Bundesverwaltungsgericht lässt Berufung zu.
VIER PFOTEN begrüßt Neuverhandlung des Verbots.

4.1.2017

Hamburg / Leipzig, 4. Januar 2017 – Nachdem das Oberverwaltungsgericht in Münster das 2015 in NRW beschlossene Verbot des Kükenschredderns im Mai 2016 gekippt hatte, wird nun neu darüber verhandelt. Zwei Landkreise aus Nordrhein-Westfalen hatten Berufung gegen das Urteil eingelegt. VIER PFOTEN begrüßt, dass das Bundesverwaltungsgericht nun endlich eine Grundsatzklärung der Frage erreichen will, ob das massenhafte Töten von Eintagsküken aus wirtschaftlichen Gründen mit dem Tierschutzgesetz vereinbar ist.

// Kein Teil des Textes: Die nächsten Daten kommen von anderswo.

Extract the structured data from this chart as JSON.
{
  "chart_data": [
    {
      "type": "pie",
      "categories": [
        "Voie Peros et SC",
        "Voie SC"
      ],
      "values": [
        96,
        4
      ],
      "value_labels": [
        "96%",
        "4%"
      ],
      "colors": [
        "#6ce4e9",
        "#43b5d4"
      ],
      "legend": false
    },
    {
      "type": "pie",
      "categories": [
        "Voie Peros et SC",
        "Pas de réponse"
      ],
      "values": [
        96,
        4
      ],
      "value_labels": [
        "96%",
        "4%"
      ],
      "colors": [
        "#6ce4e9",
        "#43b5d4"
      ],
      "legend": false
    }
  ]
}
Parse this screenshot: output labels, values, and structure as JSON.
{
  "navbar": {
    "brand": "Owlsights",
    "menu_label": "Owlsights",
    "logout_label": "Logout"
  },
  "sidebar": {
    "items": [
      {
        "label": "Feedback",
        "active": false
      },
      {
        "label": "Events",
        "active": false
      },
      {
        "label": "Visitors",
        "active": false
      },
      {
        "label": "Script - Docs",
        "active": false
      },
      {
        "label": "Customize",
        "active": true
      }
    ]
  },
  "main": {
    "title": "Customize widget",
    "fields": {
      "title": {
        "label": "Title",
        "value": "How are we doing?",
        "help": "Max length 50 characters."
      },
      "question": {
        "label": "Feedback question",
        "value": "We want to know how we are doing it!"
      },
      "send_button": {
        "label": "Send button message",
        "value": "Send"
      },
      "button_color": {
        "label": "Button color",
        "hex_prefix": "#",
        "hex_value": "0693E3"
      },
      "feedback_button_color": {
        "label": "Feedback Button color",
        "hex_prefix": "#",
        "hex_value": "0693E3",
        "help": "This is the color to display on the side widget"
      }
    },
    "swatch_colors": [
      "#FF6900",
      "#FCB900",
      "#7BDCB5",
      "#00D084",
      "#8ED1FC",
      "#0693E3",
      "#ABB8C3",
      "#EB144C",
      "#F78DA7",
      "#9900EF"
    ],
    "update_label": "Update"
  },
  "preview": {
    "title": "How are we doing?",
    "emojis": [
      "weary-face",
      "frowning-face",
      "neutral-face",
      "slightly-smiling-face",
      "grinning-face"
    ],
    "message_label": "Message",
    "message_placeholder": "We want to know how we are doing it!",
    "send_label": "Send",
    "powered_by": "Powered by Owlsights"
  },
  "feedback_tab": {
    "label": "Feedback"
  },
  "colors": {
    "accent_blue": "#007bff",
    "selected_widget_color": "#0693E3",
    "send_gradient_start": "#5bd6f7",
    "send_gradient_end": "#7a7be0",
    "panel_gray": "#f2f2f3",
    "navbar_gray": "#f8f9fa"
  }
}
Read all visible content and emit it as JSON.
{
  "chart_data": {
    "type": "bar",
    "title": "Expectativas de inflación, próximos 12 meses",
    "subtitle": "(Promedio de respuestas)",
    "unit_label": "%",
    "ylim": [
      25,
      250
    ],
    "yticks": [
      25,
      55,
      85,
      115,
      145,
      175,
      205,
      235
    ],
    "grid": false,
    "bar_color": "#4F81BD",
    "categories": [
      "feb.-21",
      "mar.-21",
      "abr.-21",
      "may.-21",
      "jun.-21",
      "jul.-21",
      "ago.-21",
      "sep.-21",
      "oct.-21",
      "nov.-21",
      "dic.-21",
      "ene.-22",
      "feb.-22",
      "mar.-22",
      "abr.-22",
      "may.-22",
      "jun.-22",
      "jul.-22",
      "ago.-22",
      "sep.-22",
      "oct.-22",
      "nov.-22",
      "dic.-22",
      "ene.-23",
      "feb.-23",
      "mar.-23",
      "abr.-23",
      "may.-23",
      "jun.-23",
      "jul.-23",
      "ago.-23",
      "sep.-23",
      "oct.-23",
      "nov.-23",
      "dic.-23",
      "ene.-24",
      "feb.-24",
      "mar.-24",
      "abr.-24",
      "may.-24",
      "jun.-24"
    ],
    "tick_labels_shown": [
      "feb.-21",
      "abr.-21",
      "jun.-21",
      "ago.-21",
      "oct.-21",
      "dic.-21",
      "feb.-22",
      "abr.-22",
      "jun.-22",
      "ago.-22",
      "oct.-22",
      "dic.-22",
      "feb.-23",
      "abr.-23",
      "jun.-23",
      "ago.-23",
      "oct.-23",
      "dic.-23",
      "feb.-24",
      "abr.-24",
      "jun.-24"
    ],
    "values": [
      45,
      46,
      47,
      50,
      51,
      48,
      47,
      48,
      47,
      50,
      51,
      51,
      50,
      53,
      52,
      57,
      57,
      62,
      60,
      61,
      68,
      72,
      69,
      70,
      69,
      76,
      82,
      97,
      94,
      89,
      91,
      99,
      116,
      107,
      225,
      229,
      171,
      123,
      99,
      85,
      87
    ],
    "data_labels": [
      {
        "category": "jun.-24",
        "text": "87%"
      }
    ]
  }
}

„Tiere sind kein Wegwerfprodukt. Das massenhafte Töten in den Brütereien muss gestoppt werden.“

Kornel Cimer, Nutztierexperte bei VIER PFOTEN:

40 Millionen Küken betroffen
In Deutschland werden jährlich 40 bis 50 Millionen männliche Küken der Legelinien gleich nach dem Schlüpfen getötet, weil sie als wertlos eingeschätzt werden. Sie legen keine Eier und werden aus wirtschaftlichen Gründen nicht gemästet. Die Stiftung VIER PFOTEN wirft Bundesagrarminister Schmidt Untätigkeit vor, da dieser sich gegen ein gesetzliches Verbot des Kükentötens sperrt. Stattdessen setzt er auf eine unverbindliche Selbstverpflichtung mit der Wirtschaft. Bis 2017 soll diese das Kükentöten durch ein Verfahren ersetzen, das die Geschlechtsbestimmung im Ei ermöglicht. Die Eier würden dann noch vor dem Schlüpfen vernichtet. VIER PFOTEN kritisiert diese Methode: Die Geschlechtsbestimmung im Ei ist eine nur unzureichende Lösung. Sie bietet keinen Ausstieg aus der einseitigen Zucht und manifestiert die Hochleistung. Außerdem wird dem Aufbau einer nachhaltigen Hühnerzucht damit der Weg versperrt. Stattdessen fordert VIER PFOTEN, die Etablierung von Zweinutzungshühnern zu fördern. Diese eignen sich zur Eierproduktion und zur Mast.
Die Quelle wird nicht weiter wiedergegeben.